Changes to how we will live in the cities of the future was a recurring theme throughout the three-day Survey and Spatial NZ annual conference
Survey and Spatial conference focuses on the future of communities
Over 350 surveying and spatial professionals gathered recently at the Cordis Hotel in Auckland to hear local and international presenters talk about the future of communities.
Delegates were attending the Survey and Spatial NZ annual conference in May where the theme of Shaping Tomorrow’s Communities gave presenters plenty of scope. Changes to how we will live in the cities of the future was a recurring theme throughout the three-day event, particularly relating to transport and density of housing.
According to several commentators, we can expect less private vehicle ownership with a move to car-sharing and other modes of transportation. An example of this is happening right now around Auckland city with the current explosion of electric scooters. Smarter urban design, better use of city space for pedestrian access and the provision of higher-density housing is also coming.
The theme also generated some thought-provoking and insightful presentations, and conference delegates were not disappointed. Google’s spatial technologist Ed Parson set the tone from the start, describing how autonomous cars, augmented visuals and ambient location are just some of the developments that are going to shape how we live in the future. Based in London, Ed was one of several international speakers invited to give a keynote address at the conference.
The crucial role of spatial professionals
As well as the fascinating Google insights on technology we will see in the future, Vic Crone, CEO of Callaghan Innovation, provided some thought-provoking statistics on mega-trends, including the future of work and business and the research that has been undertaken to get a measure of the country’s preparedness for future innovations.
A common thread through many presentations was the crucial role that surveyors and spatial professionals play alongside others in the construction sector – in residential, industrial and large infrastructure projects. Surveying and spatial professionals, and digital and spatial data all feature heavily in the construction and development sphere; examples, to name a few, included set-out, precision monitoring of tunnel drilling, demolition of buildings on cliff tops after the Canterbury earthquakes, directing mining diggers to the centimetre, planning new subdivision services lay-outs and BIM.

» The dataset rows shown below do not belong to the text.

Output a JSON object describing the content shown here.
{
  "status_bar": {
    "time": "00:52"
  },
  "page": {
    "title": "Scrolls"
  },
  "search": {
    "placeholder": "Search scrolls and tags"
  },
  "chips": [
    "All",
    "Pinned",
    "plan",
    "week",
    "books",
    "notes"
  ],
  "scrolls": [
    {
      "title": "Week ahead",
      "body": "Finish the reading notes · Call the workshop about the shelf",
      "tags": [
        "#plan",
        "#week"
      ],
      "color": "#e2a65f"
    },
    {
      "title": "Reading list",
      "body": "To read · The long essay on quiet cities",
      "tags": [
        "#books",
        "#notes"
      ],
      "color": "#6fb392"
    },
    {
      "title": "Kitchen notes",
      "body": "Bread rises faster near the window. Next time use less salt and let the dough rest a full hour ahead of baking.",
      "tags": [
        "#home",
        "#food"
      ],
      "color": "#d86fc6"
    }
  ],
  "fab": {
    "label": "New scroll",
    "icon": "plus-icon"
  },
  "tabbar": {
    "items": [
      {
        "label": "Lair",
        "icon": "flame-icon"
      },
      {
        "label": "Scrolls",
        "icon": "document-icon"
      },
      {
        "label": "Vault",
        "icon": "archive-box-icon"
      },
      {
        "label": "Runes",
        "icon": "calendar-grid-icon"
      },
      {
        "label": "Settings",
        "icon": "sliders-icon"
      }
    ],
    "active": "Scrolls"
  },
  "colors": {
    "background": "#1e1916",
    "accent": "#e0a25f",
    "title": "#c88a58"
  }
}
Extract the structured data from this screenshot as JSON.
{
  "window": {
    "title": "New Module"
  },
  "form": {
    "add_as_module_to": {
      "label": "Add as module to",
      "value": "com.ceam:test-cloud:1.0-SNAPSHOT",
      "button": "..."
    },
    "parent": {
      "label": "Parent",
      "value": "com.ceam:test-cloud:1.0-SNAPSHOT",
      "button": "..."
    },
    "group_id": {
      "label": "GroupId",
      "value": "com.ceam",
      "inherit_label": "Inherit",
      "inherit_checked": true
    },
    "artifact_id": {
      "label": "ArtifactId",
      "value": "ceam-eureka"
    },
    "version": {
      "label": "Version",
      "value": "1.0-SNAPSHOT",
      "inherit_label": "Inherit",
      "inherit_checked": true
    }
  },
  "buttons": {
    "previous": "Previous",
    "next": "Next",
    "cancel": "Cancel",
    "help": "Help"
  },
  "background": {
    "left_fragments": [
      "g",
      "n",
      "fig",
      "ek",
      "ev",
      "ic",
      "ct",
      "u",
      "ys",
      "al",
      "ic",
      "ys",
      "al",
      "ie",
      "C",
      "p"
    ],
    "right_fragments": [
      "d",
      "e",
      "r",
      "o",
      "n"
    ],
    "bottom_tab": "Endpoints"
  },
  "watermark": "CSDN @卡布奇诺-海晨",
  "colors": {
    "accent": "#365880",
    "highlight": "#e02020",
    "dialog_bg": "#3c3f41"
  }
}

Also featured in many discussions was rapidly developing technology, data collection methods, and how we use that data which is changing so swiftly, in particular the pervasiveness of location data in all aspects of our lives, even though many are not aware of it. The amount of data being collected is growing exponentially and, as yet, we don’t always know how these collections of mass data will be used in the future.
The Auckland City Rail Link featured in several presentations: from the need for precise engineering surveying to the incorporation of art, architecture and culture in the project.
The value of spatial information
Survey and Spatial NZ is the sector’s peak professional organisation in New Zealand, says its president, Rebecca Strang. “We are a stakeholder across a wide range of government policy areas and the sector, including housing development, land subdivision, construction, infrastructure, spatial information and technology, and resource management.
Rebecca Strang, Survey and Spatial NZ president: “The value of spatial information in shaping tomorrow’s communities cannot be underestimated”
“Our members are lead professionals for the delivery of residential developments and subdivisions. They are involved from the beginning of feasibility investigations and concept plan development of our urban communities, often facilitating the planning and resource consent processes and managing the subdivision construction process. They are also instrumental in designing and defining new property rights, from high-rise buildings to underground infrastructure.
“The value of spatial information in shaping tomorrow’s communities cannot be underestimated. It covers all aspects of our lives by enabling better decision-making for communities, not just physical development work. Spatial information helps drives the process of digital engineering, community engagement, developing and managing smart future communities, and improving economic, environmental, health and wellbeing outcomes.”